Blade aims to guard 'Sunshine Law'

Newspaper owns successful record in battling public access violations

7/12/2012
BY JENNIFER FEEHAN
BLADE STAFF WRITER

The Blade has a long history of challenging violations of Ohio's "Sunshine Law" that ensures public access to government meetings and records.

In May, the newspaper filed a suit in Lucas County Common Pleas Court against the Economic Opportunity Planning Association of Greater Toledo after board members entered into an illegal, closed-door executive session to discuss the agency's Head Start grant application. A week later, the agency agreed to pay The Blade's court costs and attorney fees to comply with the open-meetings law, and to provide notice of the agreement to all board members.

Not all challenges have been settled so expeditiously, but most have been successful.

In 2010, the newspaper challenged a gag order imposed in Henry County Common Pleas Court that would have prevented the media from reporting on a local manslaughter trial until a jury was seated in a subsequent co-defendant's trial. The Ohio Supreme Court unanimously agreed with The Blade that the gag order was unconstitutional, and that a judge cannot place the right to a fair trial above the right to free speech and press.

More than four years before Seneca County commissioners demolished the county's historic 1884 courthouse, The Blade filed a lawsuit in September, 2007, with the Ohio Supreme Court claiming the board intentionally withheld or destroyed public records. The newspaper sought access to all emails concerning the proposed demolition of the courthouse.

The case led to a ground-breaking decision in December, 2008, in which the high court found that a deleted email doesn't cease to be a public record if it still can be retrieved from a computer's hard drive. The court ordered county commissioners to make reasonable efforts to retrieve deleted emails.
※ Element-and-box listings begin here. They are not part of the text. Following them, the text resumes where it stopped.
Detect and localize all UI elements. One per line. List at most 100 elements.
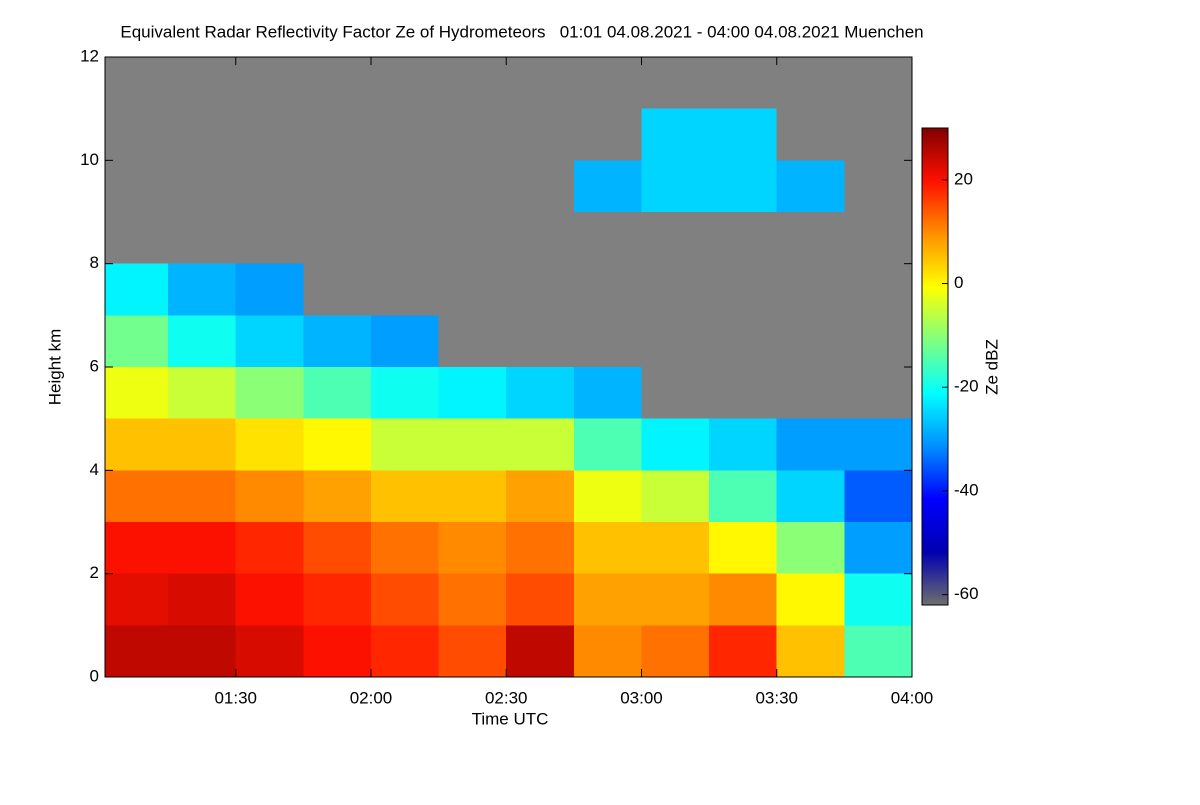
heat-cell <box>168 418 236 471</box>
heat-cell <box>844 625 912 677</box>
heat-cell <box>573 625 642 677</box>
heat-cell <box>168 315 236 367</box>
y-tick-label: 12 <box>80 46 99 65</box>
heat-cell <box>105 522 169 574</box>
y-tick-label: 0 <box>90 666 99 685</box>
heat-cell <box>370 367 439 419</box>
heat-cell <box>303 418 371 471</box>
heat-cell <box>168 367 236 419</box>
y-tick-label: 10 <box>80 150 99 169</box>
heat-cell <box>709 522 777 574</box>
chart-title: Equivalent Radar Reflectivity Factor Ze … <box>120 22 923 41</box>
heat-cell <box>303 625 371 677</box>
heat-cell <box>235 470 304 522</box>
heat-cell <box>506 367 574 419</box>
heat-cell <box>776 160 845 212</box>
heat-cell <box>776 625 845 677</box>
heat-cell <box>105 315 169 367</box>
colorbar-tick-label: 20 <box>954 169 973 188</box>
heat-cell <box>641 522 710 574</box>
heat-cell <box>303 470 371 522</box>
x-tick-label: 01:30 <box>214 688 257 707</box>
x-tick-label: 03:30 <box>755 688 798 707</box>
heat-cell <box>370 470 439 522</box>
heat-cell <box>370 418 439 471</box>
heat-cell <box>303 367 371 419</box>
heat-cell <box>438 418 507 471</box>
heat-cell <box>235 573 304 626</box>
heat-cell <box>105 418 169 471</box>
x-tick-label: 04:00 <box>891 688 934 707</box>
heat-cell <box>168 263 236 316</box>
heat-cell <box>235 367 304 419</box>
heat-cell <box>235 522 304 574</box>
heat-cell <box>168 522 236 574</box>
heat-cell <box>573 573 642 626</box>
heat-cell <box>235 315 304 367</box>
heat-cell <box>168 573 236 626</box>
heat-cell <box>776 573 845 626</box>
heat-cell <box>573 367 642 419</box>
heat-cell <box>709 160 777 212</box>
heat-cell <box>168 470 236 522</box>
y-tick-label: 8 <box>90 253 99 272</box>
heat-cell <box>168 625 236 677</box>
heat-cell <box>303 573 371 626</box>
heat-cell <box>709 470 777 522</box>
heat-cell <box>235 625 304 677</box>
heat-cell <box>105 263 169 316</box>
heat-cell <box>303 315 371 367</box>
heat-cell <box>438 625 507 677</box>
heat-cell <box>709 418 777 471</box>
x-tick-label: 02:00 <box>350 688 393 707</box>
colorbar-label: Ze dBZ <box>982 339 1001 395</box>
heat-cell <box>641 108 710 161</box>
x-axis-label: Time UTC <box>472 709 549 728</box>
heat-cell <box>573 522 642 574</box>
heat-cell <box>641 573 710 626</box>
heat-cell <box>370 522 439 574</box>
heat-cell <box>641 470 710 522</box>
heat-cell <box>506 418 574 471</box>
heat-cell <box>709 108 777 161</box>
heat-cell <box>641 160 710 212</box>
heat-cell <box>573 418 642 471</box>
heat-cell <box>709 573 777 626</box>
y-tick-label: 2 <box>90 563 99 582</box>
heat-cell <box>776 418 845 471</box>
colorbar-tick-label: -20 <box>954 377 979 396</box>
heat-cell <box>235 263 304 316</box>
heat-cell <box>844 470 912 522</box>
heat-cell <box>573 470 642 522</box>
heat-cell <box>105 573 169 626</box>
heat-cell <box>709 625 777 677</box>
heat-cell <box>844 522 912 574</box>
heat-cell <box>776 522 845 574</box>
plot-area <box>105 57 912 677</box>
x-tick-label: 03:00 <box>620 688 663 707</box>
heat-cell <box>105 367 169 419</box>
heat-cell <box>844 418 912 471</box>
heat-cell <box>370 315 439 367</box>
colorbar <box>921 127 949 606</box>
heat-cell <box>641 418 710 471</box>
heat-cell <box>235 418 304 471</box>
heat-cell <box>438 522 507 574</box>
heat-cell <box>844 573 912 626</box>
heat-cell <box>776 470 845 522</box>
colorbar-tick-label: -40 <box>954 480 979 499</box>
heat-cell <box>105 625 169 677</box>
heat-cell <box>370 573 439 626</box>
heat-cell <box>573 160 642 212</box>
colorbar-tick-label: -60 <box>954 584 979 603</box>
heat-cell <box>438 573 507 626</box>
colorbar-tick-label: 0 <box>954 273 963 292</box>
heat-cell <box>370 625 439 677</box>
x-tick-label: 02:30 <box>485 688 528 707</box>
heat-cell <box>303 522 371 574</box>
heat-cell <box>506 522 574 574</box>
heat-cell <box>506 470 574 522</box>
y-tick-label: 4 <box>90 460 99 479</box>
heat-cell <box>438 367 507 419</box>
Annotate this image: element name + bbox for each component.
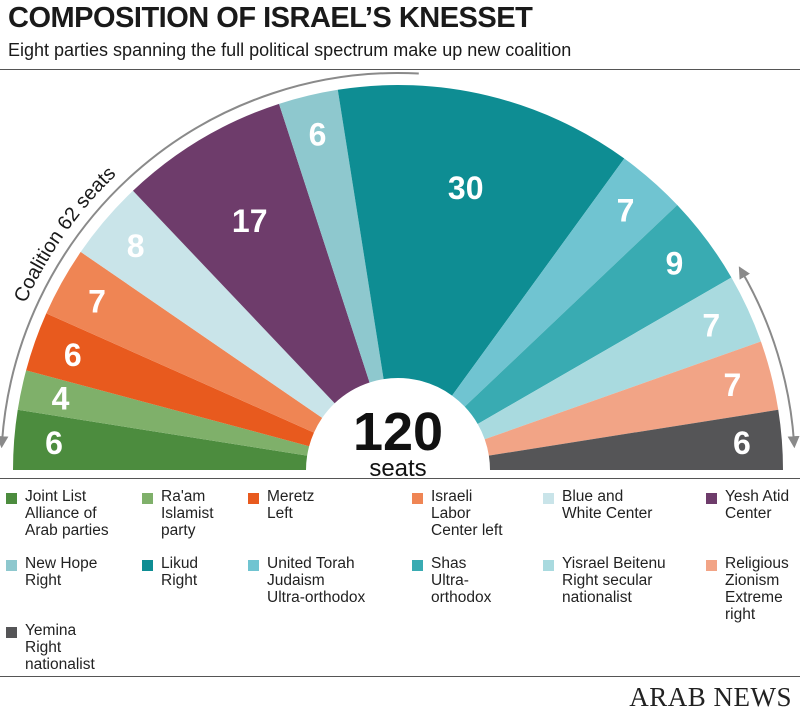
bottom-divider: [0, 676, 800, 677]
brand-logo: ARAB NEWS: [629, 682, 792, 712]
slice-1: [17, 370, 310, 456]
legend-party-desc: White Center: [562, 505, 653, 522]
slice-8: [452, 158, 678, 407]
legend-item: Blue and White Center: [543, 488, 652, 522]
legend-party-desc: Ultra-orthodox: [267, 589, 366, 606]
legend-swatch: [706, 493, 717, 504]
slice-value-label: 8: [127, 228, 145, 264]
slice-value-label: 6: [64, 337, 82, 373]
legend-party-desc: nationalist: [25, 656, 95, 673]
legend-item: Likud Right: [142, 555, 198, 589]
legend-party-name: Shas: [431, 555, 467, 572]
legend-item: Religious Zionism Extreme right: [706, 555, 789, 623]
slice-value-label: 30: [448, 170, 484, 206]
legend-party-desc: Extreme: [725, 589, 783, 606]
legend-party-desc: Left: [267, 505, 293, 522]
legend-party-desc: Islamist: [161, 505, 214, 522]
legend-party-desc: Arab parties: [25, 522, 109, 539]
legend-party-name: Yisrael Beitenu: [562, 555, 666, 572]
legend-party-desc: Right: [25, 572, 62, 589]
legend-party-desc: Labor: [431, 505, 471, 522]
legend-swatch: [248, 560, 259, 571]
legend-item: Shas Ultra-orthodox: [412, 555, 491, 606]
legend-party-name: Yesh Atid: [725, 488, 790, 505]
legend-party-desc: Judaism: [267, 572, 325, 589]
slice-2: [26, 313, 314, 447]
legend-party-desc: Right: [161, 572, 198, 589]
slice-value-label: 7: [88, 283, 106, 319]
legend-party-desc: Zionism: [725, 572, 780, 589]
legend-party-name: Blue and: [562, 488, 624, 505]
legend-swatch: [6, 627, 17, 638]
slice-5: [132, 103, 370, 404]
slice-value-label: 7: [723, 367, 741, 403]
slice-value-label: 9: [666, 246, 684, 282]
legend-party-desc: right: [725, 606, 756, 623]
legend-party-desc: Ultra-: [431, 572, 469, 589]
slice-12: [488, 409, 783, 470]
slice-value-label: 6: [309, 117, 327, 153]
top-divider: [0, 69, 800, 70]
legend-item: Yemina Right nationalist: [6, 622, 95, 673]
slice-10: [477, 277, 761, 440]
legend: Joint List Alliance of Arab parties Ra'am Is…: [0, 488, 800, 673]
slice-3: [46, 251, 323, 433]
slice-value-label: 6: [45, 425, 63, 461]
legend-item: Meretz Left: [248, 488, 314, 522]
coalition-arc-right: [738, 266, 800, 449]
legend-party-desc: Center left: [431, 522, 503, 539]
slice-value-label: 6: [733, 425, 751, 461]
legend-swatch: [248, 493, 259, 504]
legend-party-name: Likud: [161, 555, 199, 572]
legend-item: Ra'am Islamist party: [142, 488, 214, 539]
legend-swatch: [706, 560, 717, 571]
legend-swatch: [412, 493, 423, 504]
legend-party-desc: party: [161, 522, 196, 539]
slice-7: [337, 85, 625, 396]
legend-party-desc: Right secular: [562, 572, 653, 589]
legend-party-desc: Alliance of: [25, 505, 97, 522]
legend-party-name: Israeli: [431, 488, 473, 505]
slice-9: [464, 204, 732, 424]
slice-value-label: 7: [702, 308, 720, 344]
legend-swatch: [543, 493, 554, 504]
coalition-arc-left: [0, 72, 419, 449]
legend-party-name: New Hope: [25, 555, 98, 572]
legend-party-name: Religious: [725, 555, 789, 572]
legend-item: Yisrael Beitenu Right secular nationalist: [543, 555, 666, 606]
legend-item: United Torah Judaism Ultra-orthodox: [248, 555, 365, 606]
legend-swatch: [142, 560, 153, 571]
slice-value-label: 17: [232, 203, 268, 239]
legend-party-desc: Right: [25, 639, 62, 656]
legend-item: New Hope Right: [6, 555, 97, 589]
slice-value-label: 7: [617, 193, 635, 229]
page-title: COMPOSITION OF ISRAEL’S KNESSET: [8, 2, 533, 34]
total-seats-value: 120: [353, 402, 443, 462]
slice-4: [80, 190, 335, 418]
legend-party-name: Joint List: [25, 488, 87, 505]
legend-party-name: Ra'am: [161, 488, 206, 505]
legend-item: Joint List Alliance of Arab parties: [6, 488, 109, 539]
slice-6: [279, 89, 384, 383]
legend-swatch: [6, 493, 17, 504]
legend-swatch: [6, 560, 17, 571]
legend-swatch: [543, 560, 554, 571]
legend-party-name: Meretz: [267, 488, 315, 505]
chart-baseline: [0, 478, 800, 479]
legend-swatch: [142, 493, 153, 504]
slice-0: [13, 409, 308, 470]
legend-swatch: [412, 560, 423, 571]
page-subtitle: Eight parties spanning the full politica…: [8, 40, 572, 60]
legend-party-name: United Torah: [267, 555, 355, 572]
total-seats-label: seats: [369, 455, 426, 480]
slice-11: [484, 341, 779, 456]
legend-party-desc: orthodox: [431, 589, 492, 606]
legend-item: Israeli Labor Center left: [412, 488, 503, 539]
legend-party-desc: nationalist: [562, 589, 632, 606]
legend-party-desc: Center: [725, 505, 772, 522]
legend-party-name: Yemina: [25, 622, 77, 639]
legend-item: Yesh Atid Center: [706, 488, 789, 522]
slice-value-label: 4: [52, 380, 70, 416]
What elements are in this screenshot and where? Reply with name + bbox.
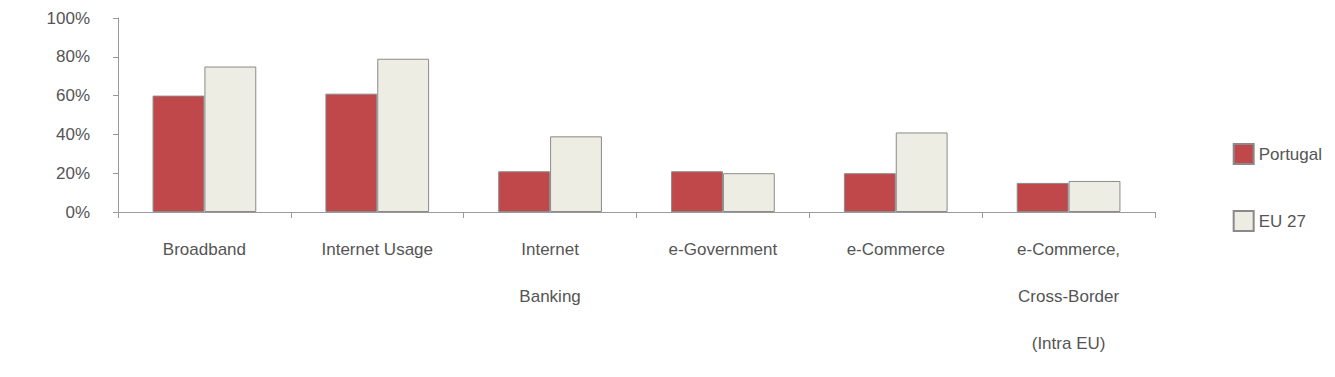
svg-text:Broadband: Broadband [163, 240, 246, 259]
svg-text:(Intra EU): (Intra EU) [1032, 334, 1106, 353]
svg-text:20%: 20% [56, 164, 90, 183]
svg-text:40%: 40% [56, 125, 90, 144]
svg-text:e-Government: e-Government [669, 240, 778, 259]
svg-text:0%: 0% [65, 203, 90, 222]
svg-text:Internet: Internet [521, 240, 579, 259]
svg-text:Banking: Banking [519, 287, 580, 306]
svg-text:80%: 80% [56, 47, 90, 66]
svg-text:Internet Usage: Internet Usage [321, 240, 433, 259]
svg-text:e-Commerce: e-Commerce [847, 240, 945, 259]
svg-text:60%: 60% [56, 86, 90, 105]
svg-text:e-Commerce,: e-Commerce, [1017, 240, 1120, 259]
svg-text:Portugal: Portugal [1259, 145, 1322, 164]
svg-text:Cross-Border: Cross-Border [1018, 287, 1119, 306]
svg-text:EU 27: EU 27 [1259, 212, 1306, 231]
svg-text:100%: 100% [47, 9, 90, 28]
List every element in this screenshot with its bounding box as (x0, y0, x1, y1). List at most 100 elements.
In 2006, The Blade joined the (Cleveland) Plain Dealer in asking a U.S. District Court judge to unseal affidavits from the searches of a Toledo travel agency and the home of Toledoan charged in a suspected terrorist plot. Judge James Carr ordered the documents unsealed but allowed words, phrases, and paragraphs that contained information sensitive to the government's ongoing investigation to be redacted.

The state's highest court issued a 5-2 decision in 2005 granting The Blade's request to have the Ohio Bureau of Workers' Compensation turn over all transaction records from the $50 million rare-coin investments that Tom Noe controlled. The court rejected the state's argument that the records were trade secrets that were exempt from the public-records law.

Several times, the newspaper took former Toledo Mayor Carty Finkbeiner to court over public-records violations.

In 1995, the company sued the city for withholding the mayor's long-distance telephone records -- a dispute that never was fully resolved. Lucas County Common Pleas Judge Frederick McDonald dismissed the case in May, 1997, though the records never were released.

In January, 1997, The Blade sued Mayor Finkbeiner after he refused to provide a copy of a letter he said he had received from President Clinton concerning Toledo's keep-Jeep campaign. In a Common Pleas Court ruling, Judge William Skow ordered the mayor to release the letter. He said Mr. Finkbeiner violated the Ohio Public Records Act.

Several cases have involved the University of Toledo.

In 1988, the newspaper charged in Lucas County Common Pleas Court that UT violated Ohio law when it formed a committee to search for a new president and banned a Blade reporter from the meeting that formed that committee. Judge Melvin Resnick ordered the university to reappoint a presidential search committee in a public meeting.

In 1991, The Blade asked the Ohio Supreme Court to order the UT Foundation to release records involving the funding of the organization. In December, 1992, the court voted 6-1 in favor of The Blade.

In 1996, the The Blade charged in Lucas County Common Pleas Court that UT violated the state's Open Meetings Law when it refused public access to meetings held by its athletic director search committee. In ruling for The Blade, Judge Robert Christiansen found that the search committee is both a public and decision-making body and subject to Ohio's Sunshine Law.

The newspaper has not won every battle over public records.

In 2008, the Blade unsuccessfully sought the release of an investigatory report that preceded the firing of James Hartung, former president of the Toledo-Lucas County Port Authority. The Ohio Supreme Court ruled in 2009 that the report, which was prepared by a private law firm hired by the port authority, was protected by attorney-client privilege and was not a public record.